Can a joke shared on Facebook land you in hot water with your employer, even though you didn’t mean it? It would seem that is the case and local employment law specialist Alan Matthew from Miller Hendry Solicitors has issued a warning that a dismissive attitude to your employer on social networks, may just earn you a dismissal in return.
At a recent employment tribunal, British Waterways Board v Smith, the claimant had made derogatory comments on Facebook about his managers and work, and a claim that two years earlier he had been drinking whilst on standby.
During standby periods, workers are not permitted to consume alcohol. While the claimant denied that he had, in fact, been drinking and that his comments were just banter, he was summarily dismissed on the grounds of gross misconduct. His employer claimed his comments had undermined the confidence his employer or the public could have in him.
Despite finding that the employer had carried out a reasonable investigation and had a genuine belief, based on reasonable grounds, that the claimant had made the comments, an earlier employment tribunal found that the dismissal was unfair. They claimed the employer had failed to consider the claimant’s mitigation, including the point that some claims made on Facebook are exaggerated or not true.

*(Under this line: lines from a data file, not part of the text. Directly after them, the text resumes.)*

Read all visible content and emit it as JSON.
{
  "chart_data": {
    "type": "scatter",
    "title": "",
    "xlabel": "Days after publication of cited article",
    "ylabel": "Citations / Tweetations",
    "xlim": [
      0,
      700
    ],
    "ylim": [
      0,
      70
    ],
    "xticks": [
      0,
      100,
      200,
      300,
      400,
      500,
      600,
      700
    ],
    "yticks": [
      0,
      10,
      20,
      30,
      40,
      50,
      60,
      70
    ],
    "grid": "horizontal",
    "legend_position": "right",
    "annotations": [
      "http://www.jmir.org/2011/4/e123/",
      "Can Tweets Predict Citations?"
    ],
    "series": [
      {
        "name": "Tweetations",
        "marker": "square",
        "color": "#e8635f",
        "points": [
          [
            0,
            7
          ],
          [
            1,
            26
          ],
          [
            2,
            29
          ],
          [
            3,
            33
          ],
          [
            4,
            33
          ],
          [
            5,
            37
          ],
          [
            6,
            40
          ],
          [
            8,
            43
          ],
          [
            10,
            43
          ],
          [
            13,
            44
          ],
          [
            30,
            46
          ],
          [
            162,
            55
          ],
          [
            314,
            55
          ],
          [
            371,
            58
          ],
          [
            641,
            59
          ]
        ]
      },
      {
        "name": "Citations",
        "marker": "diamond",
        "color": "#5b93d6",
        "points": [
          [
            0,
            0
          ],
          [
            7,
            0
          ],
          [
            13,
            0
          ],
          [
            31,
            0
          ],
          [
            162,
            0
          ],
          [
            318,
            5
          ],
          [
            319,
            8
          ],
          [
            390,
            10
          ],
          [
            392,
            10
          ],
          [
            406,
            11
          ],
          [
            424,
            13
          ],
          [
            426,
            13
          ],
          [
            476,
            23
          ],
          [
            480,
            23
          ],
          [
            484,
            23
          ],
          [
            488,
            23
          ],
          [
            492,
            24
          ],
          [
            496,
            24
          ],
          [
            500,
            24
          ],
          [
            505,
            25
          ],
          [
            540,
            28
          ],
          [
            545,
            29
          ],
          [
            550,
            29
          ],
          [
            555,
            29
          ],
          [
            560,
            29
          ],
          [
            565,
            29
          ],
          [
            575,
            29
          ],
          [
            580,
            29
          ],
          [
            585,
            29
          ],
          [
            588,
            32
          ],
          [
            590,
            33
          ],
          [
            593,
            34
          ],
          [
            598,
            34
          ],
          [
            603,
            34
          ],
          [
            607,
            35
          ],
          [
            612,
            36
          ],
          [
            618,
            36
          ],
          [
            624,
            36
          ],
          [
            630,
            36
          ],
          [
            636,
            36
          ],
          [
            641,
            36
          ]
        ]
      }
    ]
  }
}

However the Employment Appeals Tribunal (EAT) overturned that decision and held that the dismissal was fair. The EAT said that such cases fall to be determined according to the ordinary principles of law. Having found that the procedure was fair, the employment tribunal concluded that the Claimant’s mitigation was taken into account and that the employment tribunal had substituted their view for that of the employer.
Employment law expert at Miller Hendry Solicitors commented:
“This is an interesting ruling but, in essence, it very clearly outlines the risks that people may be taking with their livelihoods by, perhaps, taking social media sharing less seriously than they should. Conversations and banter that may have previously only been shared between friends around a quiet pint in the pub is now being seem by hundreds of people and is largely considered to be public. A simple joke, taken out of turn, may now subsequently lead to you losing your job.”